ONE GOOD thing about democracy is its judiciary, which does not sometimes even bow to political pressures. The latest example has emerged from Himachal Pradesh's judicial circles where the High Court slapped Jaiprakash Associates Ltd (JAL) with a whopping fine of Rs. 100 crore for violating the law and fraudulently setting up a cement factory and a thermal power plant. It is a historical verdict that shows a silver lining amid the concerns over detonations taking place in the hill state's natural landscape.

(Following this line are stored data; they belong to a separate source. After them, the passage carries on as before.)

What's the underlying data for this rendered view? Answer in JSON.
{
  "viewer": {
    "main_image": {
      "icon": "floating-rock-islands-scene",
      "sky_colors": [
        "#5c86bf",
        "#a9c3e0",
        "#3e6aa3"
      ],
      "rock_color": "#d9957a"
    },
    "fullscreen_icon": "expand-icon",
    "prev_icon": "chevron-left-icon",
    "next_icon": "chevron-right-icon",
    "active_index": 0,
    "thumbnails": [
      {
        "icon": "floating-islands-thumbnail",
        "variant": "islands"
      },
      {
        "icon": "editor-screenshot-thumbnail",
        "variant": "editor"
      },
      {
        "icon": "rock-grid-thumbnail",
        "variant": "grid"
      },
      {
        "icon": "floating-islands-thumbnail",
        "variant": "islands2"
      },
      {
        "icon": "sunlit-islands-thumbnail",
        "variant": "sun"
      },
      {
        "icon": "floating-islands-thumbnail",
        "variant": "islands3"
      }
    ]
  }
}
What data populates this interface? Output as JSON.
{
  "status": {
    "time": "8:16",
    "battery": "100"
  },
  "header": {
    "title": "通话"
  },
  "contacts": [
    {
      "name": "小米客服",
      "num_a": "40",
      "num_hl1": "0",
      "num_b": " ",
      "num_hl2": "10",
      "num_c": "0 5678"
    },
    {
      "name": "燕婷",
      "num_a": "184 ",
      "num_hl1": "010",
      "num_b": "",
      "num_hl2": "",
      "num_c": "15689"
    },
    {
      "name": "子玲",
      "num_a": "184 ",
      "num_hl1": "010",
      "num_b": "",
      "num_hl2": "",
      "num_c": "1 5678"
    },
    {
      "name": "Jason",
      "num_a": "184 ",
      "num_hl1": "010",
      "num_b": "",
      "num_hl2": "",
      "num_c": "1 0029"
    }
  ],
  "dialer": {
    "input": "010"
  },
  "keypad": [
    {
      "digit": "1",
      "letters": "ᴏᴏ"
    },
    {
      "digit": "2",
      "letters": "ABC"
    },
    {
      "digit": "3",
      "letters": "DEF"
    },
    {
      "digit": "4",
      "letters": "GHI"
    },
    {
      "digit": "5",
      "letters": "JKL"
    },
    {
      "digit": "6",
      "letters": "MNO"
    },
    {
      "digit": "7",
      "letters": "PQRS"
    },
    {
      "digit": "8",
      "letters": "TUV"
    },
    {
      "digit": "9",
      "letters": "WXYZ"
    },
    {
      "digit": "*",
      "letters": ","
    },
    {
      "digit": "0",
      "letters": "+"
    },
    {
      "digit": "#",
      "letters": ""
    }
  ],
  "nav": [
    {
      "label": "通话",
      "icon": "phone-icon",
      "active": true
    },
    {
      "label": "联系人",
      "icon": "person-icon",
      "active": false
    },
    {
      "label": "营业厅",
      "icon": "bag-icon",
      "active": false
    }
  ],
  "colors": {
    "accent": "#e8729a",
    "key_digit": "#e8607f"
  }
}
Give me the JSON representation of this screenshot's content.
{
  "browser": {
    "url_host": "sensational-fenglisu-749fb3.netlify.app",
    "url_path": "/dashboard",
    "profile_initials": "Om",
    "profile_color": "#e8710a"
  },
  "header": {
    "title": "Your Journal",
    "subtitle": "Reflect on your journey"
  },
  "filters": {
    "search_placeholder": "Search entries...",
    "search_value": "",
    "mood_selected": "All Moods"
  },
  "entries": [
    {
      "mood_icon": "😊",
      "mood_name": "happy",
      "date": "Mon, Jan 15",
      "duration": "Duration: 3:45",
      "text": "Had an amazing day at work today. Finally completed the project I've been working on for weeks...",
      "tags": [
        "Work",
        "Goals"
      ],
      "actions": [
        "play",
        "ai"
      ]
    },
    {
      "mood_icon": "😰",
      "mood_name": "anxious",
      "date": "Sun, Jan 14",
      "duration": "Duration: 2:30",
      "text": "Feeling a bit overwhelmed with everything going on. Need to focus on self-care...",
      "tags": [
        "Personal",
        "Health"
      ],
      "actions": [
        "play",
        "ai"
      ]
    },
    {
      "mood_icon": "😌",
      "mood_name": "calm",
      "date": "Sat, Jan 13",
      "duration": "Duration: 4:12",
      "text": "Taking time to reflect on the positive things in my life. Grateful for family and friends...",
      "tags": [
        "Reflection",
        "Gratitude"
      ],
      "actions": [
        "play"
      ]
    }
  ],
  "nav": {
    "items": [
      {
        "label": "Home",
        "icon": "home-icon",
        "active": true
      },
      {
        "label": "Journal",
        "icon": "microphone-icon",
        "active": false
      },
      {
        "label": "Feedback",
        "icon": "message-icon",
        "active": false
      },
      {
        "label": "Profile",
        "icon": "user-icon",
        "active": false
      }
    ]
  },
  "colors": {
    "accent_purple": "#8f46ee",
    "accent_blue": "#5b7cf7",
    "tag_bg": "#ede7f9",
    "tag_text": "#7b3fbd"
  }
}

The decision is also a far cry in terms of reining in the powerful business
houses, which fraudulently mislead environment department in order to set up their poisonous plants. In Himachal, both the political parties—the ruling BJP and the Congress—have failed to infuse a life into the state's economy and so have resorted to fill the coffers by bringing the cement dragons into the state. The cement dragons—Ambuja Cements, ACC, JP, etc—have consumed the most hills in districts like Solan, Bilaspur and Mandi causing a great imbalance in the nature. To get a proof, a drive down these districts immediately introduces you to endless rows of trucks transporting cement bags outside the state through the hills-reduced-to-mounds. The rainfall is abysmally low compared to previous years. The clouds of dust often hang in these parts.
Although it is too early to assume that the HC verdict will impact the undue dissemination of cement giants into the state, it has at least paved the way to introduce further environmental reforms. It is an opportunity for the state government to put its energy in reinventing ways to revive the economy through other means and not play with the mountains on which the locals take pride.
We must applaud the efforts of Him Parivesh Environment Protection Society, a Nalagarh-based NGO and the petitioners, who brought the matter into the court.